Jesus is the Good Samaritan, and He teaches us about Himself in this parable.  

So, dear friends, there is Law in this tale: the Law that calls us to repent and teaches us how to live the Christian life.  And there is Gospel here as well: our Lord Jesus Christ teaching us that we are saved by grace, through faith, by means of His Word, by His will, by His mercy.

Let us hear this Word, ponder this Word, rejoice at this Word, and thank the Word Made Flesh, our Good Samaritan, who binds up our wounds by means of His wounds, who pays our debts out of His own treasure, and who justifies us so that we do not have to attempt to justify ourselves by lying to ourselves.

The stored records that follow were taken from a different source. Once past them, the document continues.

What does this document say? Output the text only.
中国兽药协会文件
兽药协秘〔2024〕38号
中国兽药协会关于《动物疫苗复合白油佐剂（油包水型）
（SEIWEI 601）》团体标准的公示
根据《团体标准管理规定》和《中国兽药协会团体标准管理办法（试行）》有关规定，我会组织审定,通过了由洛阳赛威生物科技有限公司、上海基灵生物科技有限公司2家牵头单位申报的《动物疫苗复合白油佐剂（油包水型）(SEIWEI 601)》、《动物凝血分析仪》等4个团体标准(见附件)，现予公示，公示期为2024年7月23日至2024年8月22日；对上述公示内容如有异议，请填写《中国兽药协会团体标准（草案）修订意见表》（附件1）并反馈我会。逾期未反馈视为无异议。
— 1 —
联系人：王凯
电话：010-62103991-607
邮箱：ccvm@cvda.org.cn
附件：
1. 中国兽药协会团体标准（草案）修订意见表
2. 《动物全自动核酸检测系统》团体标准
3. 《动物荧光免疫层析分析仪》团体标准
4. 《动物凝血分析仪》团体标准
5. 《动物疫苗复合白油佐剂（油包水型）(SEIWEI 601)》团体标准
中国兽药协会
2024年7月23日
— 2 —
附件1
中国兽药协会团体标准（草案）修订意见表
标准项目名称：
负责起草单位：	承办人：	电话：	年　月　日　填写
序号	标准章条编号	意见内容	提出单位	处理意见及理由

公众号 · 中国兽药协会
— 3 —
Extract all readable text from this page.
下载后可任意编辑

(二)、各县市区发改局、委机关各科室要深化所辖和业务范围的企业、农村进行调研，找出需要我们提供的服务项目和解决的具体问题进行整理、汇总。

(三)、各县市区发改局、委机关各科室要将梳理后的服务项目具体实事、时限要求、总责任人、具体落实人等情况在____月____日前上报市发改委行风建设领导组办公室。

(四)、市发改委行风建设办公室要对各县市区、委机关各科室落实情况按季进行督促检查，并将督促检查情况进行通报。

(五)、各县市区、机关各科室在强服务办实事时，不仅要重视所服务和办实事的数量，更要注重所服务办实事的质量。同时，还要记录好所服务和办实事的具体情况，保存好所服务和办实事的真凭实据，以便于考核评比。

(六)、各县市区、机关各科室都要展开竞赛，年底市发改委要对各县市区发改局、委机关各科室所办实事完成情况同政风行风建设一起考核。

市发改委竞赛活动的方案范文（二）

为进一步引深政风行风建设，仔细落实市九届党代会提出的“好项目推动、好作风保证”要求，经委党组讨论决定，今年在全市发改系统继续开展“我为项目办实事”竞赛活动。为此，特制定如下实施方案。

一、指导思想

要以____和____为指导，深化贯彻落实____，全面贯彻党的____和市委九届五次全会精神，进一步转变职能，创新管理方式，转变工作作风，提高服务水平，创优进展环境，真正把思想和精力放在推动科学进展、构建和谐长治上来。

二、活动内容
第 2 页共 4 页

And in gratitude, let us find our neighbor in need and serve him, being that Good Samaritan, being the love of Christ to those in need, being a neighbor to those who have been beaten half-dead by our fallen world.  And let us indeed “go and do likewise,” not in search of salvation or selfish gain, but in genuine love, remembering the command and the promise: “You shall love the Lord your God with all your heart and with all your soul and with all your strength and with all your mind, and your neighbor as yourself.”

And let us always thank, praise, serve, and obey our Good Samaritan, the One who shows us mercy.  

Amen.

In the name of the Father and of the + Son and of the Holy Spirit.  Amen.